Trap 1: Cosmological redshift isn't quite the same as an object physically speeding away through fixed space — it's the stretching of space itself carrying the light along with it. The \(v \approx cz\) shortcut is a good approximation for nearby galaxies, but it breaks down at very large distances and redshifts, where the full picture needs general relativity.

Trap 2: It's tempting to think Earth sits at the center of the expansion, since everything seems to move away from us specifically. It doesn't. Expansion happens everywhere at once — an observer in any other galaxy would see exactly the same pattern, with every other galaxy receding from them. There is no center.

Check your understanding

1. According to Hubble's Law, a distant galaxy's recession velocity is proportional to what?
Hubble's law is \( v = H_0 d \): recession velocity scales directly with distance, not mass, temperature, or spin.
2. Using Hubble's law with \(H_0 = 70\) km/s/Mpc, what is the recession velocity of a galaxy 150 Mpc away?
\( v = H_0 d = (70 \text{ km/s/Mpc})(150 \text{ Mpc}) = 10{,}500 \) km/s.
3. A galaxy's spectral lines are shifted toward longer (redder) wavelengths.
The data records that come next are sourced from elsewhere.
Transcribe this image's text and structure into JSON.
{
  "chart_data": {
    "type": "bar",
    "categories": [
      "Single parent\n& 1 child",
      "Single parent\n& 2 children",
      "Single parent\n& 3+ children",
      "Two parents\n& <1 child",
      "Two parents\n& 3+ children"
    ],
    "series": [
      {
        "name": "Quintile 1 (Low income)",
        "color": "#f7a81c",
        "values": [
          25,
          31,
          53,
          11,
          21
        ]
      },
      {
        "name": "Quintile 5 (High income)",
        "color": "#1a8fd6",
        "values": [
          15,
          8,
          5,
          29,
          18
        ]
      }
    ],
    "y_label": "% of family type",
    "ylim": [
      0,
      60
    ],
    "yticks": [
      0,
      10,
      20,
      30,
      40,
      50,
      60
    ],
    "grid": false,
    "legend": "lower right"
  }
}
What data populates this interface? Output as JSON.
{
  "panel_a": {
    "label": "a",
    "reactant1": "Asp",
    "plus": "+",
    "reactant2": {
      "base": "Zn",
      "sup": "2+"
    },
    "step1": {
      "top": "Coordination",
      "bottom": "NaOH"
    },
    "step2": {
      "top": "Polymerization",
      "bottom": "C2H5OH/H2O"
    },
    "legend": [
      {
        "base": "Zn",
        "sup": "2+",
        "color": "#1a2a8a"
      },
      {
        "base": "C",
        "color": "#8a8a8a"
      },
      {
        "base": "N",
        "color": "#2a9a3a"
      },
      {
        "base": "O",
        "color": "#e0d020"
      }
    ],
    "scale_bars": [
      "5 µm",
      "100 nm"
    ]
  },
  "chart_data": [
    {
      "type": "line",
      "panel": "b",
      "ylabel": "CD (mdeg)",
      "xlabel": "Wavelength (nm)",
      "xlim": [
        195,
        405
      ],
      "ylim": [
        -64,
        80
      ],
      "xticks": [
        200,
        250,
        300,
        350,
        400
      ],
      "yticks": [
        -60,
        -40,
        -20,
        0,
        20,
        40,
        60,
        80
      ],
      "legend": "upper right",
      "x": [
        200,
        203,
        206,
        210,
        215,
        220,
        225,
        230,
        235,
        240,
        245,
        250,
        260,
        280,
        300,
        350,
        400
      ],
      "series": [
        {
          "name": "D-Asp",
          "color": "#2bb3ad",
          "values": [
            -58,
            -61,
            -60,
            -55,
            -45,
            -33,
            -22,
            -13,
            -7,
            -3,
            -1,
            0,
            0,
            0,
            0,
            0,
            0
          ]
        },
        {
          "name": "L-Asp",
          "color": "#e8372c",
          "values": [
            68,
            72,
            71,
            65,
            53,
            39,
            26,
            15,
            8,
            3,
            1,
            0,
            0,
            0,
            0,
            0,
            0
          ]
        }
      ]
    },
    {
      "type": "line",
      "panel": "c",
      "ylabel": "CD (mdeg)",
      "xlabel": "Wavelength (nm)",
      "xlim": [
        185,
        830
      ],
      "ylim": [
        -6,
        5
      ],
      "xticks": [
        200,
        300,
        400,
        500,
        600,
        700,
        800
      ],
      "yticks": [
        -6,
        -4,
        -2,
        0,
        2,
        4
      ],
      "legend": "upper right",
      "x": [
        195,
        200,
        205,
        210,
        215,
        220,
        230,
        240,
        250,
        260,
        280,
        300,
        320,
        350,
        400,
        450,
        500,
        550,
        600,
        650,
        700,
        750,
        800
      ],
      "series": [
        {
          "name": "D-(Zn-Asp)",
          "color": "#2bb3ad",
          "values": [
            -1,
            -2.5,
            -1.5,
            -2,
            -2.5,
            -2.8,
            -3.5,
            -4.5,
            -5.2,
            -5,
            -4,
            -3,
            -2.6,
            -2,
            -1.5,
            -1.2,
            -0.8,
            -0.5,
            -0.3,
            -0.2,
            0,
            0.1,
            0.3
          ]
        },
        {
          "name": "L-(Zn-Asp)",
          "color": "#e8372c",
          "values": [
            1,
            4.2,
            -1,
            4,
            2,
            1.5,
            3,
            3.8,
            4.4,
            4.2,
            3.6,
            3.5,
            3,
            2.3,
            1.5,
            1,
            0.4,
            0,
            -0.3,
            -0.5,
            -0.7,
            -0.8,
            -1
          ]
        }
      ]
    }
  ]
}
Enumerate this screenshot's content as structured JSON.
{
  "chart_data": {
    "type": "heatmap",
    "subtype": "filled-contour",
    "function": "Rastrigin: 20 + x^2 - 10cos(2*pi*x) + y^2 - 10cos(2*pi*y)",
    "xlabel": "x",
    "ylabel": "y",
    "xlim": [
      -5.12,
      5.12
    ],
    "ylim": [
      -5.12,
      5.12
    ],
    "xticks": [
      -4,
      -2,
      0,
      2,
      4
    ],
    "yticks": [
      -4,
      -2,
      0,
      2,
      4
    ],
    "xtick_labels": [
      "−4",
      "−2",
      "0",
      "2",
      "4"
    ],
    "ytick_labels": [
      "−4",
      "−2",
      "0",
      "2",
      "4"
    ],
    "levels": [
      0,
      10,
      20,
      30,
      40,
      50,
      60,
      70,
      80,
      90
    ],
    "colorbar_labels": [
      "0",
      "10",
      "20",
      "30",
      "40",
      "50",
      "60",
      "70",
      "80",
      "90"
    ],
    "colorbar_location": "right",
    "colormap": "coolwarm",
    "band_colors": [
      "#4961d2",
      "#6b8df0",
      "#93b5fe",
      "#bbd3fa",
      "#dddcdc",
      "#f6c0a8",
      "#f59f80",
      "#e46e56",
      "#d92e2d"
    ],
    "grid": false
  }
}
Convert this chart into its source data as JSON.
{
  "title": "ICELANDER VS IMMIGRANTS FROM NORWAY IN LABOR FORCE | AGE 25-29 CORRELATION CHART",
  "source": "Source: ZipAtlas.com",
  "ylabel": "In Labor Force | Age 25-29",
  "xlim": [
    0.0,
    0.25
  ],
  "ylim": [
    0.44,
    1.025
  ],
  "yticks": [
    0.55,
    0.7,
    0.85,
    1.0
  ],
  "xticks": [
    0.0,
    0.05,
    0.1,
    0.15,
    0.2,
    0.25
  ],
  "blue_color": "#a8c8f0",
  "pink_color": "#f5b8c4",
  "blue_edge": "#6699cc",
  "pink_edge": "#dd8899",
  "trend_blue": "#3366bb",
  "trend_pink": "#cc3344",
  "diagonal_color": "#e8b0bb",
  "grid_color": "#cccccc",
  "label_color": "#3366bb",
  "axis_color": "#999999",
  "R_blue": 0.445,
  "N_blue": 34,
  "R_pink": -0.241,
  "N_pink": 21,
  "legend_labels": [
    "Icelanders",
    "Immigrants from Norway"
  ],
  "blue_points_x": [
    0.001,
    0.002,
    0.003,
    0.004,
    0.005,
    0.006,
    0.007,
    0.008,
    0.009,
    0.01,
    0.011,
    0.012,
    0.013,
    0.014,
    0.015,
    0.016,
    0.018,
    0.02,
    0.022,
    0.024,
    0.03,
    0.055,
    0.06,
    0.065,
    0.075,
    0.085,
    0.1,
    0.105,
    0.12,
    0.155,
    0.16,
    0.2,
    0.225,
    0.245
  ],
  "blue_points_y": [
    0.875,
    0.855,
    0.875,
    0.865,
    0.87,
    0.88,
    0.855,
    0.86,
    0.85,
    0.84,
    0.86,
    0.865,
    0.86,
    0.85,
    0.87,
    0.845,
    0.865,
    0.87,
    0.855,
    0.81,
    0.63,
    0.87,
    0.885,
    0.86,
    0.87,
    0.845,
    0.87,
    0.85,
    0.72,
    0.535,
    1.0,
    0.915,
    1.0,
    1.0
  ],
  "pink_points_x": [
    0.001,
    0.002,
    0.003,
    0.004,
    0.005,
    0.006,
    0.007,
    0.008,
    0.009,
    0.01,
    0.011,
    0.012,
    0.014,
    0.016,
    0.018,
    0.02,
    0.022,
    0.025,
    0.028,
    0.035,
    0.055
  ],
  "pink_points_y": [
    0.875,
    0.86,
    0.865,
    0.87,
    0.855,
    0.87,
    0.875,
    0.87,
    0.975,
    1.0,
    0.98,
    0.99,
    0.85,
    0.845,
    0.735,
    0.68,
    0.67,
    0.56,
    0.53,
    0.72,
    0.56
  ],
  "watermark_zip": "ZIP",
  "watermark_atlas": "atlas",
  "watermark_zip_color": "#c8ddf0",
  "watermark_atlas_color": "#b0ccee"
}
What does this redshift most directly indicate?
A shift toward longer wavelengths — redshift — is the signature of recession: the space the light travels through is stretching, stretching the light's wavelength along with it.
4. Why do astronomers say cosmic expansion has no 'center,' even though every distant galaxy appears to be moving away from Earth?
Expansion happens everywhere in space simultaneously, like dots on an inflating balloon spreading apart. Every location sees the same pattern, so no point is a special 'center.'
✅ Key takeaways
  • Hubble's Law (v = H₀d) says recession velocity grows linearly with distance, with H₀ ≈ 70 km/s per megaparsec.
  • Redshift (z = Δλ/λ ≈ v/c) is how astronomers measure recession: a galaxy's light stretches toward longer wavelengths as the space it travels through expands.
  • Running the expansion backward in time points to a hot, dense beginning — the Big Bang — roughly 13.8 billion years ago; 1/H₀ gives a rough, matching age estimate.
  • Expansion has no center: every location in the universe would see the same pattern of galaxies receding, because space itself is stretching everywhere at once.